Department of Statistics, Texas A&M University, College Station, Texas, USA.
Stat Med. 2023 Jun 15;42(13):2257-2273. doi: 10.1002/sim.9722. Epub 2023 Mar 31.
Accurate and efficient detection of ovarian cancer at early stages is critical to ensure proper treatments for patients. Among the first-line modalities investigated in studies of early diagnosis are features distilled from protein mass spectra. This method, however, considers only a specific subset of spectral responses and ignores the interplay among protein expression levels, which can also contain diagnostic information. We propose a new modality that automatically searches protein mass spectra for discriminatory features by considering the self-similar nature of the spectra. Self-similarity is assessed by taking a wavelet decomposition of protein mass spectra and estimating the rate of level-wise decay in the energies of the resulting wavelet coefficients. Level-wise energies are estimated in a robust manner using distance variance, and rates are estimated locally via a rolling window approach. This results in a collection of rates that can be used to characterize the interplay among proteins, which can be indicative of cancer presence. Discriminatory descriptors are then selected from these evolutionary rates and used as classifying features. The proposed wavelet-based features are used in conjunction with features proposed in the existing literature for early stage diagnosis of ovarian cancer using two datasets published by the American National Cancer Institute. Including the wavelet-based features from the new modality results in improvements in diagnostic performance for early-stage ovarian cancer detection. This demonstrates the ability of the proposed modality to characterize new ovarian cancer diagnostic information.

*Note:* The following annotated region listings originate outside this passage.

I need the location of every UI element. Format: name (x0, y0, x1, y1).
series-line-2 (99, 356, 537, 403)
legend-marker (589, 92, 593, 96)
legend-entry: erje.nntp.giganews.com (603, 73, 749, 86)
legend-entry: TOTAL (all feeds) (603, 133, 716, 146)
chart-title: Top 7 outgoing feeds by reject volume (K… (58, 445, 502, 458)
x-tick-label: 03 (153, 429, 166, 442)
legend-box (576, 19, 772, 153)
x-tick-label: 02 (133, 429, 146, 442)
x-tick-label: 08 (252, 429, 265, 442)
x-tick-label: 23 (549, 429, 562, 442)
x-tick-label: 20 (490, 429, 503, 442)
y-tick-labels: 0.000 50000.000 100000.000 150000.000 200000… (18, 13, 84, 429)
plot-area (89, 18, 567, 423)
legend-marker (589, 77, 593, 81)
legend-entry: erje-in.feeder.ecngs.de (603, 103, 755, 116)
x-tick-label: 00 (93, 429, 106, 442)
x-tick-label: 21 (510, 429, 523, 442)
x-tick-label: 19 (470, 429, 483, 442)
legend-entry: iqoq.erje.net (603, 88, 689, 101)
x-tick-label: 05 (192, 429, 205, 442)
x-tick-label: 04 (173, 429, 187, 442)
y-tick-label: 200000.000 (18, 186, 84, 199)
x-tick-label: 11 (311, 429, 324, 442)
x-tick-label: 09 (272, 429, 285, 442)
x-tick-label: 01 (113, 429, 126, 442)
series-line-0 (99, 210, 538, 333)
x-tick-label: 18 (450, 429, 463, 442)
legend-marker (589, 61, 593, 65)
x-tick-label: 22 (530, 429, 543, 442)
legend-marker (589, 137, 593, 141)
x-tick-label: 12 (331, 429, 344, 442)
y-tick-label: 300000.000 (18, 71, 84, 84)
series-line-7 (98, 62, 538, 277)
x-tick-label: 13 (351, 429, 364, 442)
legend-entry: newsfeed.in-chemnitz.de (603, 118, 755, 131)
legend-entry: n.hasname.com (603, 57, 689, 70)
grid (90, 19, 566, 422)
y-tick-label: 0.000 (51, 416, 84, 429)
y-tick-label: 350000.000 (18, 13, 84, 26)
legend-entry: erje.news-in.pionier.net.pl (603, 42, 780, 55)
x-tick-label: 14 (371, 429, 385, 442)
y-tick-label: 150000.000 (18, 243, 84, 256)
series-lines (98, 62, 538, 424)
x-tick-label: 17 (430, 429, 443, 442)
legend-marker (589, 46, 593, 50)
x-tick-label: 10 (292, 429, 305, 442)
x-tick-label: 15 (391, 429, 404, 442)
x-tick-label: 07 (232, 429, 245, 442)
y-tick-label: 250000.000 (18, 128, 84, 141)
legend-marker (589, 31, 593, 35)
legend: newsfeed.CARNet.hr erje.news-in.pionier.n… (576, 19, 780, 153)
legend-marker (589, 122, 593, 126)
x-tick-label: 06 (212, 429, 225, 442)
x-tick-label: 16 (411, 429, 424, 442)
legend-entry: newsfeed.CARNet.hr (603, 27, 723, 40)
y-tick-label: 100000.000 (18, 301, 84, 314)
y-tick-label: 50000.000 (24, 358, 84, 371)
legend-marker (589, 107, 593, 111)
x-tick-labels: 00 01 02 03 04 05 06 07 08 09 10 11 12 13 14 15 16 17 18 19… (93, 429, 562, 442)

准确、高效地检测早期卵巢癌对于确保患者得到适当的治疗至关重要。在早期诊断研究中,研究人员首先考虑的方法之一是从蛋白质质谱中提取特征。然而,这种方法只考虑了光谱响应的特定子集,而忽略了蛋白质表达水平之间的相互作用,这些相互作用也可能包含诊断信息。我们提出了一种新的方法,通过考虑光谱的自相似性,自动搜索蛋白质质谱中的鉴别特征。自相似性通过对蛋白质质谱进行小波分解来评估,并估计所得小波系数能量的分级衰减率。使用距离方差以稳健的方式估计分级能量,并且通过滚动窗口方法在局部估计速率。这导致可以用于描述蛋白质之间相互作用的特征的集合,这可能表明存在癌症。然后从这些进化速率中选择鉴别描述符,并将其用作分类特征。使用美国国立癌症研究所发布的两个数据集,将基于小波的特征与现有文献中提出的特征结合起来,用于早期卵巢癌的诊断。将新模态的基于小波的特征包括在内,可提高早期卵巢癌检测的诊断性能。这证明了所提出的模态能够描述新的卵巢癌诊断信息的能力。